Réalisée en 2012, l'analyse de la ZHAW montre le tableau suivant : en Suisse, la proportion des enfants et des adolescents jusqu'à 18 ans à qui on a prescrit entre 2005 et 2008 des médicaments contenant du méthylphénidate a augmenté, passant de 0,61 % à 0,85 %. Le pourcentage le plus élevé se rencontre chez les enfants âgés de 12 ans, le nombre des prescriptions diminuant avec l'âge. Les garçons sont davantage traités avec ces médicaments que les filles. Selon les estimations, le traitement dure moins d'un an pour trois quarts des jeunes patients. L'analyse ne relève aucun indice laissant penser que les médicaments ne sont pas prescrits conformément aux informations spécialisées de Swissmedic.
Comme l'indique l'auteur de la motion, il est en principe possible d'assurer la traçabilité de ces médicaments. Toutefois, effectuer un "relevé exact " impliquerait dans la pratique des recherches longues et coûteuses en ressources humaines et financières auprès des médecins, des assureurs-maladie et des pharmaciens de Suisse. Et, compte tenu des efforts colossaux nécessaires, il est peu probable que tous les services impliqués soient disposés à collaborer. Qui plus est, les compétences et les processus de contrôle sont différents d'un canton à l'autre. En vertu du principe de proportionnalité entre l'emploi des ressources et l'acquisition possible de connaissances, le Conseil fédéral estime qu'un tel relevé ne permettrait pas d'atteindre les objectifs visés et propose de rejeter la motion.

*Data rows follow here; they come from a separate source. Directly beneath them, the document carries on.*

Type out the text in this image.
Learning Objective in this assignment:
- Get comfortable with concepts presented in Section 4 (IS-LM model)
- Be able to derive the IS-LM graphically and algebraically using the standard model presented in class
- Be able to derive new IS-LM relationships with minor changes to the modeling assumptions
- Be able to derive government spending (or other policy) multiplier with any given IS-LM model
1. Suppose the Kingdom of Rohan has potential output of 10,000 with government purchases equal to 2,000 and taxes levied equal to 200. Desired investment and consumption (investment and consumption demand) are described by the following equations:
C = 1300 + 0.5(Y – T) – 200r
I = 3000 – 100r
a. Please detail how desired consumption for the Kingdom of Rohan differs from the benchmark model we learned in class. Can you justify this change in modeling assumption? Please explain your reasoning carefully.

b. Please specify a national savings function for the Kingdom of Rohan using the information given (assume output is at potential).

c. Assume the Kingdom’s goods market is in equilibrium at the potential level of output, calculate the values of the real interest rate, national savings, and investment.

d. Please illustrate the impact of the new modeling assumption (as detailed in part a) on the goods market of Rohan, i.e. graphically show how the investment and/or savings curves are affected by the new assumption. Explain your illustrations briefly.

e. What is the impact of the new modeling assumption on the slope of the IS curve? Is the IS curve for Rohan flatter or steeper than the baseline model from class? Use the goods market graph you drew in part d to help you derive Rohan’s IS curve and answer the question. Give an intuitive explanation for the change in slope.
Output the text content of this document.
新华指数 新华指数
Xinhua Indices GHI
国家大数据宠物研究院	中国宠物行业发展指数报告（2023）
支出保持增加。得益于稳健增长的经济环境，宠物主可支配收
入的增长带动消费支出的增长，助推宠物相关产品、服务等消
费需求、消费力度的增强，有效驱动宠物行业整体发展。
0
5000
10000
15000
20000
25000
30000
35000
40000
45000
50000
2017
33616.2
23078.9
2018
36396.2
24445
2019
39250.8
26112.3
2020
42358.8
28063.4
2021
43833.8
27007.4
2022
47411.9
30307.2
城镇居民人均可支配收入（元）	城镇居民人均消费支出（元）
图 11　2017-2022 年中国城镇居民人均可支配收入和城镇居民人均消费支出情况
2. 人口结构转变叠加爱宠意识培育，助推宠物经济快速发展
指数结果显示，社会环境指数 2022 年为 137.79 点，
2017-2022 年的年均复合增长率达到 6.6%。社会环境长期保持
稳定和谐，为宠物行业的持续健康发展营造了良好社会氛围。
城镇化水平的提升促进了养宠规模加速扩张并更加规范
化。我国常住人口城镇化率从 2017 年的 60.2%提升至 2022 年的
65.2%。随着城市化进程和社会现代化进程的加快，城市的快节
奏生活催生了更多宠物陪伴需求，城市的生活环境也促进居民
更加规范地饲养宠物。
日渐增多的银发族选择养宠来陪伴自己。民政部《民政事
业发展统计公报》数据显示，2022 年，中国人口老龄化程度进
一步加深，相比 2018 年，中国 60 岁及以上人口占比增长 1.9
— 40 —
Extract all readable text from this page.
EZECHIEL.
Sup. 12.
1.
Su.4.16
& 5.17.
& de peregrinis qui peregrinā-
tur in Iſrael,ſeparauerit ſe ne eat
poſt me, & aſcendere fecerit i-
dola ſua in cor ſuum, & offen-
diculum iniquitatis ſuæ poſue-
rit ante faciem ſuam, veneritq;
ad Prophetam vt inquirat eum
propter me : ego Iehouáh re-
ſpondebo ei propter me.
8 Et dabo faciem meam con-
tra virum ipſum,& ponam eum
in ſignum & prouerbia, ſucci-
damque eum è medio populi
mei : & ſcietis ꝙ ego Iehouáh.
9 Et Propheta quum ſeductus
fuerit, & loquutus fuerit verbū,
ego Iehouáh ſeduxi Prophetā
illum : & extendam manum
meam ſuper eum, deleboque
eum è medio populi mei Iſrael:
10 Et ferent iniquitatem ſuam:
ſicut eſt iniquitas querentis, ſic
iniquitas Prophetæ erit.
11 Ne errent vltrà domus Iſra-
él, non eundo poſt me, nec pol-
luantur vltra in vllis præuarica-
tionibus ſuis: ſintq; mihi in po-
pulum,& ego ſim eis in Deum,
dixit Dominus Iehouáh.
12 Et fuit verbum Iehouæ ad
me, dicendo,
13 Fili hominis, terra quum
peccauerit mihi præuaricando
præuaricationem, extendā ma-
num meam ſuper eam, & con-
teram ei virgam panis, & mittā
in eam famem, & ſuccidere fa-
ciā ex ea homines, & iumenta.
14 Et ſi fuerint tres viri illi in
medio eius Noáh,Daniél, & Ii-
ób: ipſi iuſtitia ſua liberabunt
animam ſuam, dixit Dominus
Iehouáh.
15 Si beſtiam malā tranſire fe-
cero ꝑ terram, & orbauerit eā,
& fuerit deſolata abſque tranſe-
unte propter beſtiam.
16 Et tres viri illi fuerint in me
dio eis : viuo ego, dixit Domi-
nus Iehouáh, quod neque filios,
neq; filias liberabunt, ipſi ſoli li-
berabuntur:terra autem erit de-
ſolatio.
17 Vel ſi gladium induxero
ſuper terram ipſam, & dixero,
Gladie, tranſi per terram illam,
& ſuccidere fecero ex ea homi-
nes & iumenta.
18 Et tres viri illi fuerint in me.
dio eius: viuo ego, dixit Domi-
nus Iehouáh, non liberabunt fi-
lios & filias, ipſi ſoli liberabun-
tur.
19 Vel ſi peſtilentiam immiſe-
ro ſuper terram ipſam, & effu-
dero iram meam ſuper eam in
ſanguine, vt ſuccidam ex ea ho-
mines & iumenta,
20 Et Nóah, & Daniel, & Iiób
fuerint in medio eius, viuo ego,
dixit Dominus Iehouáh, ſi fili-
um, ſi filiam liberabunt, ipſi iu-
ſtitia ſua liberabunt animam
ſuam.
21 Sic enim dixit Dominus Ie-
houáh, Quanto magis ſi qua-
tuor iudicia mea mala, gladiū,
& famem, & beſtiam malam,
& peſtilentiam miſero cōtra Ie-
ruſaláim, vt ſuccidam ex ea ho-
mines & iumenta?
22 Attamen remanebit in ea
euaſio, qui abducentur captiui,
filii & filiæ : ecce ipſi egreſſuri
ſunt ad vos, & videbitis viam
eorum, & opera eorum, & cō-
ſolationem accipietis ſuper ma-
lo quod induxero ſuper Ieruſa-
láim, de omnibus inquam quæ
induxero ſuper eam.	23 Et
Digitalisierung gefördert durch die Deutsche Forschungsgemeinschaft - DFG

À la lumière de cette considération, le Conseil fédéral rappelle qu'il est disposé à établir, d'ici à 2014, un rapport en réponse aux postulats Fehr Jacqueline 09.3665, "Étude sur la dépendance aux médicaments et sur l'importance des médicaments utilisés comme 'smarts drugs'", Ingold 13.3157, "Faire le point sur les psychostimulants", et CSSS-N 13.3012, "Prescription et utilisation de neurostimulants". Ce rapport portera notamment sur la prescription de médicaments contenant du méthylphénidate. Il examinera également les conditions qui devraient être créées pour pouvoir contrôler, de manière systématique et durable, la pratique en matière de prescription, en faisant un emploi rationnel des ressources.
Le Conseil fédéral propose de rejeter la motion.